The Rev. Dr. Martin Luther King’s dream was that our nation would “live out the true meaning of its creed” in the Declaration of Independence: “We hold these truths to be self-evident, that all men are created equal.” And he also knew that the path toward that dream of equality and justice would not be easy. In “Where Do We Go From Here?” he argued that the task must be undertaken with “divine dissatisfaction.” He states:
  • Let us be dissatisfied until America will no longer have a high blood pressure of creeds and an anemia of deeds.
  • Let us be dissatisfied until the tragic walls that separate the outer city of wealth and comfort and the inner city of poverty and despair shall be crushed by the battering rams of the forces of justice.
  • Let us be dissatisfied until those that live on the outskirts of hope are brought into the metropolis of daily security.
  • Let us be dissatisfied until slums are cast into the junk heaps of history, and every family is living in a decent sanitary home.

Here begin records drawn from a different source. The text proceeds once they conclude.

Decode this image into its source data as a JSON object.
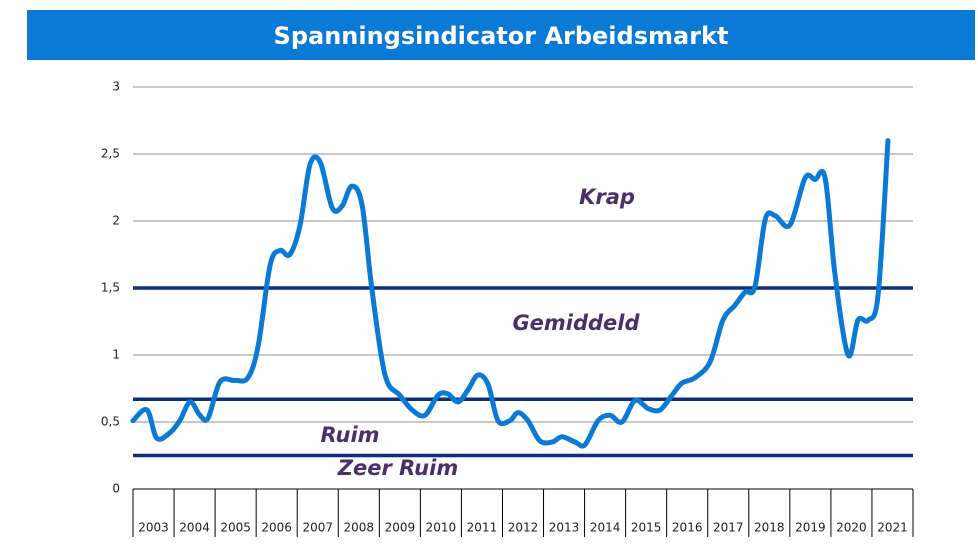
{
  "chart_data": {
    "type": "line",
    "title": "Spanningsindicator Arbeidsmarkt",
    "categories": [
      "2003",
      "2004",
      "2005",
      "2006",
      "2007",
      "2008",
      "2009",
      "2010",
      "2011",
      "2012",
      "2013",
      "2014",
      "2015",
      "2016",
      "2017",
      "2018",
      "2019",
      "2020",
      "2021"
    ],
    "xlim": [
      2003,
      2022
    ],
    "ylim": [
      0,
      3
    ],
    "yticks": [
      0,
      {
        "value": 0.5,
        "label": "0,5"
      },
      1,
      {
        "value": 1.5,
        "label": "1,5"
      },
      2,
      {
        "value": 2.5,
        "label": "2,5"
      },
      3
    ],
    "grid": true,
    "thresholds": [
      1.5,
      0.67,
      0.25
    ],
    "threshold_color": "#0b2f7a",
    "zone_labels": [
      "Krap",
      "Gemiddeld",
      "Ruim",
      "Zeer Ruim"
    ],
    "series": [
      {
        "name": "Spanningsindicator",
        "color": "#0a7ad6",
        "x": [
          2003.0,
          2003.34,
          2003.58,
          2003.9,
          2004.14,
          2004.39,
          2004.63,
          2004.83,
          2005.12,
          2005.48,
          2005.8,
          2006.05,
          2006.34,
          2006.58,
          2006.82,
          2007.07,
          2007.31,
          2007.56,
          2007.85,
          2008.09,
          2008.33,
          2008.58,
          2008.82,
          2009.14,
          2009.5,
          2009.8,
          2010.11,
          2010.43,
          2010.67,
          2010.92,
          2011.16,
          2011.4,
          2011.65,
          2011.89,
          2012.18,
          2012.38,
          2012.62,
          2012.91,
          2013.21,
          2013.45,
          2013.77,
          2014.01,
          2014.33,
          2014.62,
          2014.91,
          2015.23,
          2015.55,
          2015.84,
          2016.13,
          2016.37,
          2016.69,
          2017.06,
          2017.37,
          2017.66,
          2017.91,
          2018.15,
          2018.4,
          2018.64,
          2019.0,
          2019.37,
          2019.61,
          2019.86,
          2020.1,
          2020.42,
          2020.66,
          2020.91,
          2021.15,
          2021.39
        ],
        "values": [
          0.51,
          0.59,
          0.38,
          0.42,
          0.51,
          0.65,
          0.55,
          0.53,
          0.8,
          0.81,
          0.83,
          1.07,
          1.67,
          1.78,
          1.75,
          1.97,
          2.42,
          2.44,
          2.1,
          2.11,
          2.26,
          2.12,
          1.49,
          0.85,
          0.7,
          0.59,
          0.55,
          0.7,
          0.71,
          0.65,
          0.74,
          0.85,
          0.78,
          0.51,
          0.51,
          0.57,
          0.51,
          0.36,
          0.35,
          0.39,
          0.35,
          0.33,
          0.51,
          0.55,
          0.5,
          0.66,
          0.6,
          0.59,
          0.7,
          0.79,
          0.83,
          0.95,
          1.26,
          1.37,
          1.47,
          1.51,
          2.01,
          2.04,
          1.97,
          2.32,
          2.31,
          2.32,
          1.6,
          1.0,
          1.26,
          1.26,
          1.45,
          2.6
        ]
      }
    ]
  }
}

  • Let us be dissatisfied until the dark yesterdays of segregated schools will be transformed into bright tomorrows of quality, integrated education.
  • Let us be dissatisfied until integration is not seen as a problem but as an opportunity to participate in the beauty of diversity.
  • Let us be dissatisfied until men and women, however black they may be, will be judged on the basis of the content of their character and not on the basis of the color of their skin.
  • Let us be dissatisfied until every state capitol houses a governor who will do justly, who will love mercy and who will walk humbly with his God.
  • Let us be dissatisfied until from every city hall, justice will roll down like waters and righteousness like a mighty stream.
  • Let us be dissatisfied until that day when the lion and the lamb shall lie down together and every man will sit under his own vine and fig tree and none shall be afraid.
  • Let us be dissatisfied. And men will recognize that out of one blood God made all men to dwell upon the face of the earth.
  • Let us be dissatisfied until that day when nobody will shout “White Power!” – when nobody will shout “Black Power!” – but everybody will talk about God’s power and human power.”